La commune d’An Viên accueille une population d’environ 8000 habitants, et son comité populaire est notamment chargé d’assister les paysans et autres travailleurs agricoles.
Messieurs Trương Quốc Chí et Nguyễn Danh Uy, tous deux âgés de 41 ans, ont bien voulu m’accorder cet entretien.
Je remercie mon ami Toàn pour son indispensable rôle d’interprète.
© Benoît BISSON
Entretien
VACTOURS : Bonjour messieurs et merci d’avoir accepté de m’accorder cet entretien. Pourriez-vous me présenter un peu l’histoire de votre province, afin que les lecteurs qui en ignorent l’existence puissent bénéficier d’une petite vue d’ensemble ?

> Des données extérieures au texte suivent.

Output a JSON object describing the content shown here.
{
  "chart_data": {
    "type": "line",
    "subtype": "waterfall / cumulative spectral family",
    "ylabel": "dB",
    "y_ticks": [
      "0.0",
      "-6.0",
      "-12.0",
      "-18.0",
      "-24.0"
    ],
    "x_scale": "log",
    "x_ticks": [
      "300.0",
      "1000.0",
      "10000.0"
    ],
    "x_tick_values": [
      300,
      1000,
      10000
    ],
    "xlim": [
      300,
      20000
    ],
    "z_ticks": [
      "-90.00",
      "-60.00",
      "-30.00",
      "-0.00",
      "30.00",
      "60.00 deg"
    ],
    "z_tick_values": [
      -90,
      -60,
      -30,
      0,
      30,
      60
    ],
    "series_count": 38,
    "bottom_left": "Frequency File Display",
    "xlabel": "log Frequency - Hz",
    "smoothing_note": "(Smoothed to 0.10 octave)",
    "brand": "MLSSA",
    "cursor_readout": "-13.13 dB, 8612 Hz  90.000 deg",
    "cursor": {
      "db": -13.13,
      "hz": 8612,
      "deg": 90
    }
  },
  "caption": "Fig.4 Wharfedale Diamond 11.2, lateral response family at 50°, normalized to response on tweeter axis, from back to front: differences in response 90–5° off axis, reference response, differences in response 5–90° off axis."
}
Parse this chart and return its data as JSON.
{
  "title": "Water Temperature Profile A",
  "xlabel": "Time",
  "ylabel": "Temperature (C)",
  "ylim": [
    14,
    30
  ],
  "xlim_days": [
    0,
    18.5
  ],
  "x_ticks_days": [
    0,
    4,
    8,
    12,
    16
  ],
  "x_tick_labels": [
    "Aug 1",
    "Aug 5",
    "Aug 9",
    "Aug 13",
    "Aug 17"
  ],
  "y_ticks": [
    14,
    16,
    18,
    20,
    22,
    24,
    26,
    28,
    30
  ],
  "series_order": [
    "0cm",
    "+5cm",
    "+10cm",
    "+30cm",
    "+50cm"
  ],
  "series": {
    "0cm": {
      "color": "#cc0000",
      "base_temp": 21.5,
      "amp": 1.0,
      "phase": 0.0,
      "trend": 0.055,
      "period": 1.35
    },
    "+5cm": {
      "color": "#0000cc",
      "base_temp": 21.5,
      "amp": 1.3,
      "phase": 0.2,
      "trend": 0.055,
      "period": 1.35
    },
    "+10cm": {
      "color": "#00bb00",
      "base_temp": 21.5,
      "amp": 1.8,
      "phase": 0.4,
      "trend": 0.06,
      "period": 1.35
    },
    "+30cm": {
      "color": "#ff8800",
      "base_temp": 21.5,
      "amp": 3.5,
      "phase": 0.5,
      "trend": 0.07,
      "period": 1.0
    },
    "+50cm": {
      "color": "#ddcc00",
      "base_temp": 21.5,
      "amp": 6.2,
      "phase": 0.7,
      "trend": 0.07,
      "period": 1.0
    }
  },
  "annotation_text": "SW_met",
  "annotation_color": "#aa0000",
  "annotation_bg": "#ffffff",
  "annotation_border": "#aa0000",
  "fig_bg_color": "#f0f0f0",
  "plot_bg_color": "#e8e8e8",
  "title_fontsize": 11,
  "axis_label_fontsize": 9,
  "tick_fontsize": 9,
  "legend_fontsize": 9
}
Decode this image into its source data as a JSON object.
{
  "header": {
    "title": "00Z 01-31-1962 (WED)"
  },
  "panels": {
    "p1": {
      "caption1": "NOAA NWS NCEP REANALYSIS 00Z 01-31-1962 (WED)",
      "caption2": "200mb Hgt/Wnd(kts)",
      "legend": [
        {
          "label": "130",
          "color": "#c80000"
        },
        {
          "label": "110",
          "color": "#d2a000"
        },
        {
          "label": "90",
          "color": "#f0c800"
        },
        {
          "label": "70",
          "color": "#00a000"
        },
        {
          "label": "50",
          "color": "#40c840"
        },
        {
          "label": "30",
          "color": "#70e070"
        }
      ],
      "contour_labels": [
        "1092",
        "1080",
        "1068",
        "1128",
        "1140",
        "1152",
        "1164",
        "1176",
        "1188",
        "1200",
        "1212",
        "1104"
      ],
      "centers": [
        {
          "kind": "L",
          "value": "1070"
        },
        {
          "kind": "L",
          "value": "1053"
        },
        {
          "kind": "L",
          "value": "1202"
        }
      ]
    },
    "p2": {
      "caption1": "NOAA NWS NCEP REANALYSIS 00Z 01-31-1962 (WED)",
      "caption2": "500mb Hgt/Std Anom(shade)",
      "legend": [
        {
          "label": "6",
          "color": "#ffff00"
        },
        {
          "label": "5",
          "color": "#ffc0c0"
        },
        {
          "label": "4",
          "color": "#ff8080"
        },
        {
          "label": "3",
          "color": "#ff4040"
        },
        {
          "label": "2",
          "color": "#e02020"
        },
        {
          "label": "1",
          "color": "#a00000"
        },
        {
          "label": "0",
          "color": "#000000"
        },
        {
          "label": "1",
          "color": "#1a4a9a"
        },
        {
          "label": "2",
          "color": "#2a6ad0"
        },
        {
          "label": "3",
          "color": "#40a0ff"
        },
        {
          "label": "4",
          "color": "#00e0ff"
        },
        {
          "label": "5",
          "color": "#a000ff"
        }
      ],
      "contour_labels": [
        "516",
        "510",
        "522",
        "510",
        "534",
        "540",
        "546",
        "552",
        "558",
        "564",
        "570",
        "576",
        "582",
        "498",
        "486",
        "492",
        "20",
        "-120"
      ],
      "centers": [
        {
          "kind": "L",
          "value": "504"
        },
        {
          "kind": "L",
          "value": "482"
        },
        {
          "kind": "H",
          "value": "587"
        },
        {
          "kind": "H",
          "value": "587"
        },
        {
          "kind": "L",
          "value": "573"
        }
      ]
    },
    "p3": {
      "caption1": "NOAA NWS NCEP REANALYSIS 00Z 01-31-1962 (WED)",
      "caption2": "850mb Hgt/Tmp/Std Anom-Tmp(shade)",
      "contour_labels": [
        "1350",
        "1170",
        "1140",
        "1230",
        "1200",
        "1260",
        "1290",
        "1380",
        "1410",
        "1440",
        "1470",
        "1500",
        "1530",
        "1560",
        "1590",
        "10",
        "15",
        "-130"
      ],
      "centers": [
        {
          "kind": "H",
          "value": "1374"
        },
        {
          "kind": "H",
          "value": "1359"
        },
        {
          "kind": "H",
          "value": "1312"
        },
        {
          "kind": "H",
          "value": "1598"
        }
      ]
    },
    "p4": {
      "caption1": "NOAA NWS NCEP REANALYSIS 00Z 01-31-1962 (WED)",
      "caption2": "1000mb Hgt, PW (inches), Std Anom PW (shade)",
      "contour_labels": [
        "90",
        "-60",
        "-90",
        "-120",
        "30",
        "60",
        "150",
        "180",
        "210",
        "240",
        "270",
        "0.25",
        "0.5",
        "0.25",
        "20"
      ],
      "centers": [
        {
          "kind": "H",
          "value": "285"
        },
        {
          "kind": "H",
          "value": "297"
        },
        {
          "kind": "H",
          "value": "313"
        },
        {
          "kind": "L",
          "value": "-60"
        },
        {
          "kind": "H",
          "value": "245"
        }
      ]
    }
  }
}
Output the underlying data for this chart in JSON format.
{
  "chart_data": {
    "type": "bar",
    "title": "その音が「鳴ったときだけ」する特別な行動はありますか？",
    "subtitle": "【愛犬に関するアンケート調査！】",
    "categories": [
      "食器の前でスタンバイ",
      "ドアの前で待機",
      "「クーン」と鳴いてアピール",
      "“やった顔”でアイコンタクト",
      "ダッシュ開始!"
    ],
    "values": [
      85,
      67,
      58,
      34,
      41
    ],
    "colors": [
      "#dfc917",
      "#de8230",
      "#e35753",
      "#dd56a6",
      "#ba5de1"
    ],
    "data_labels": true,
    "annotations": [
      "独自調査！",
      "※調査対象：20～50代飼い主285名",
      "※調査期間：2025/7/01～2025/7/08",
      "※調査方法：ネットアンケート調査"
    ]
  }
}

Chefs du Comité Populaire d’An Vien : Alors d’abord, il faut savoir que la province de Dong Nai a une histoire qui remonte à plus de trois siècles, et participe notamment de la culture dite d’Oc Eo (civilisation indigène de Phu Nam ayant connu deux périodes d’essor, l’une entre le Ier et le IIIè siècle, l’autre du IVè au XIIè, et marquée par des influences à la fois indiennes et pré-« vietnamiennes »[1]).
Il existe principalement six ethnies dans la province : les Kinh, bien sûr ; les No Tieng, Chau No, Kho, Chau Mai et finalement les Cham – les Cham ont donné lieu à une civilisation qui a beaucoup marqué le Sud, notamment avec l’expansion du royaume de Champa.
Il existe par ailleurs le site de « Đá Ba Chồng » dans le district de Định Quán, qui rassemble en fait trois énormes blocs de pierre d’une hauteur de 36m au bord de l’autoroute 20, et qu’une statue géante de Bouddha domine depuis une petite colline. Il s’agirait de reliques de la culture Oc Eo.
Nous avons donc une province au carrefour de différentes influences.
VACTOURS : Cela concerne l’histoire ancienne qui a façonné les identités culturelles dont sont héritiers les Vietnamiens du Sud d’aujourd’hui. En matière d’histoire contemporaine, pouvez-vous nous parler de l’impact de la Guerre du Vietnam menée par les Américains ?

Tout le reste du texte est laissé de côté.